U.K. spy agencies taken to court over bulk domestic spying
The complaint, filed in the UK‘s Investigatory Powers Tribunal, is the first UK legal challenge to attack the UK Government Communications Headquarters’ (GCHQ) use of “bulk personal datasets” equivalent of the US s.215 bulk phone records metadata program. The s.215 program run by the NSA, which has dominated the US surveillance reform debate since Edward Snowden revealed it, was curtailed just days ago with the passing of the USA Freedom Act.
Existence of the practice by GCHQ of acquiring large datasets has been recently confirmed by the Intelligence and Security Committee (ISC) report, “Privacy and Security: A modern and accountable legal framework”.
The ISC does not reveal which datasets have been collected by GCHQ, but they are described as being “highly intrusive”, containing “millions” of records, which are then “linked together.” In a startling admission, the datasets were separately described as pertaining “to a wide range of individuals, the majority of whom are unlikely to be of intelligence interest.”
There is no proper legal regime in place, with no restrictions on which datasets can be collected, how long they can be stored, or accessed. The acquisition and subsequent use of datasets is not authorised by a judge, or even a Minister.

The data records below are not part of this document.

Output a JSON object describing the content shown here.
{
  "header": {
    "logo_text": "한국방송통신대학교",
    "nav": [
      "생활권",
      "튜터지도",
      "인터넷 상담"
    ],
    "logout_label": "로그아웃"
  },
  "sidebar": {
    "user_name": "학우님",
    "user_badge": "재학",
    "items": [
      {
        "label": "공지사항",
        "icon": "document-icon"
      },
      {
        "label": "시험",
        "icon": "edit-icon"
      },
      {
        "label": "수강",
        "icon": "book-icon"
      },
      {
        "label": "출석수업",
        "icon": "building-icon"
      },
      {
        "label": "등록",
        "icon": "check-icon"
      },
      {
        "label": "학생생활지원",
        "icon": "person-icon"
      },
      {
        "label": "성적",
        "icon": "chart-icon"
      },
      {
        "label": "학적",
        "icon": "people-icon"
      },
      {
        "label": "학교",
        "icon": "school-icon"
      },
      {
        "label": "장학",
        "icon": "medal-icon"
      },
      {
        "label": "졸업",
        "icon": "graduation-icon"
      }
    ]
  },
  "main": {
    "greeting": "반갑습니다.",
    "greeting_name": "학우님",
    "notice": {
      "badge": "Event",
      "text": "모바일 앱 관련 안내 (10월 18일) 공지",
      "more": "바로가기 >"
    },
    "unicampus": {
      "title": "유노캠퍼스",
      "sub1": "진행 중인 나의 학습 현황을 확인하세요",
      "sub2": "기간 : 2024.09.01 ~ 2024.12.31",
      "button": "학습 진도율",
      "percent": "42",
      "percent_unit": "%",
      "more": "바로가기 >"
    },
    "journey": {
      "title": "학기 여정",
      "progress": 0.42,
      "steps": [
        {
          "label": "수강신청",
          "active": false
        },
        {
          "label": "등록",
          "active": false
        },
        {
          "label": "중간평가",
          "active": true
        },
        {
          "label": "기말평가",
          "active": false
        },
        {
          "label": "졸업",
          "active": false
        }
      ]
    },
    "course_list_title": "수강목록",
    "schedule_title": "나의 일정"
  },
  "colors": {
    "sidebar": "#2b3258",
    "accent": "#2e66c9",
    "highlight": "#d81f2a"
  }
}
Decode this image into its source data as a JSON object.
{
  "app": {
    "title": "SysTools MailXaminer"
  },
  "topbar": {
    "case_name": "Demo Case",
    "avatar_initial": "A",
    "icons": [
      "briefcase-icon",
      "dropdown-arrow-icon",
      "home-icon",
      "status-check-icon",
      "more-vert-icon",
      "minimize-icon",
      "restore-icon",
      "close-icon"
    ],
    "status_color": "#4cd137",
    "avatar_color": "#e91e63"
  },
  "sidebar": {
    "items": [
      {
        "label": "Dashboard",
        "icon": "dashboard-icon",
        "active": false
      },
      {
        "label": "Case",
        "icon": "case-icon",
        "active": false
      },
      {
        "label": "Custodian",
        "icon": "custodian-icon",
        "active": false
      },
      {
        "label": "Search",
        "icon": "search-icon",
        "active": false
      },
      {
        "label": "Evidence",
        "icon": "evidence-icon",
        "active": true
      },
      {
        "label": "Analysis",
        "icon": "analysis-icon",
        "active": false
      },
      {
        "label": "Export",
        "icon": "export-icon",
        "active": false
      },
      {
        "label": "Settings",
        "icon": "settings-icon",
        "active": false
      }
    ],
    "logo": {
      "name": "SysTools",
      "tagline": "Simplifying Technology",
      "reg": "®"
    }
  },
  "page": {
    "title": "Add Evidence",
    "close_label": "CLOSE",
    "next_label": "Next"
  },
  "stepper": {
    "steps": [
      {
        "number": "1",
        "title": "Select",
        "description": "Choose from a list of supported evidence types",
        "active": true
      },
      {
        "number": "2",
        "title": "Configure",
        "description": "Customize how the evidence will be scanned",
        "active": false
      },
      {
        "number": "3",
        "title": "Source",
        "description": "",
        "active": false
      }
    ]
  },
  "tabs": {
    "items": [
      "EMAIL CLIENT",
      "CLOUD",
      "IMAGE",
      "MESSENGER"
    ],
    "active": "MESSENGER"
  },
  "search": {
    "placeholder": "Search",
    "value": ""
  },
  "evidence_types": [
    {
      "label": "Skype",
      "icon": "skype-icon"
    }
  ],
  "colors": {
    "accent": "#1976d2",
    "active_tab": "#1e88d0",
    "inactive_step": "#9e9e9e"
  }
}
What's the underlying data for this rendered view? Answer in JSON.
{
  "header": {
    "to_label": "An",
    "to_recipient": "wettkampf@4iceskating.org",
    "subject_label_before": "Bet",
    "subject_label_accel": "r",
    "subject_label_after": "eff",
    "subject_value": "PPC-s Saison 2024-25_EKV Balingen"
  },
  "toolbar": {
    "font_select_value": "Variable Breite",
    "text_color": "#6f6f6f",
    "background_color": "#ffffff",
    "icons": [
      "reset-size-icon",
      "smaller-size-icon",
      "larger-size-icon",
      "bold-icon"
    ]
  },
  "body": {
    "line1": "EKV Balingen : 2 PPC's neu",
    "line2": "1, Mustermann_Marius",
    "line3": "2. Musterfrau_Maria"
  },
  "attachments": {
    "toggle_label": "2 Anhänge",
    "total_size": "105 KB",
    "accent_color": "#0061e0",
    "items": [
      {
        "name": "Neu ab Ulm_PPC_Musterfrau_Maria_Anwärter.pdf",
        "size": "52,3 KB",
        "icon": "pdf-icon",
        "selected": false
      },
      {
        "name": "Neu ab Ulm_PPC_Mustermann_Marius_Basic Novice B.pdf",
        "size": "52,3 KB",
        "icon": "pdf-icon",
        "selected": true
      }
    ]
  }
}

There are no legal penalties for misuse of this information, and abuse of the data has already happened with the ISC finding that agencies “had disciplined – or in some cases dismissed – staff for inappropriately accessing personal information held in these datasets.” It is not sufficient that misuse is dealt with by individual disciplinary measures. We need much stronger safeguards to prevent misuse occurring in the first place.
Phone records required to be held by telecommunications companies under the UK‘s Data Retention and Investigatory Powers Act (DRIPA), including the who, where and when of every phone call made in the UK are thought to have been collected by GCHQ in bulk. However similar powers could be used to target other databases including collecting medical records, travel records, financial records, in bulk.
Eric King, Deputy Director of Privacy International said:
“Secretly ordering companies to hand over their records in bulk, to be data-mined at will, without independent sign off or oversight, is a loophole in the law the size of a double-decker bus.
The use of these databases, some volunteered, some stolen, some obtained by bribery or coercion, has already been abused, and will continue to be, until the practice is overhauled, and proper protections put in place.
That the practice started, and continues without a legal framework in place, smacks of an agency who sees itself as above the law.
How can it be that the US is so much further ahead on this issue? With the USA Freedom Act now passed, the equivalent NSA power has now been curtailed before the debate this side of the pond has even begun.
Bulk collection of data about millions of people who have no ties to terrorism, nor suspected of any crime is plainly wrong. That our government admits most of those in the databases are ‘unlikely to be of intelligence value’ but that the practice has been allowed to continue, shows just how off course we really are.”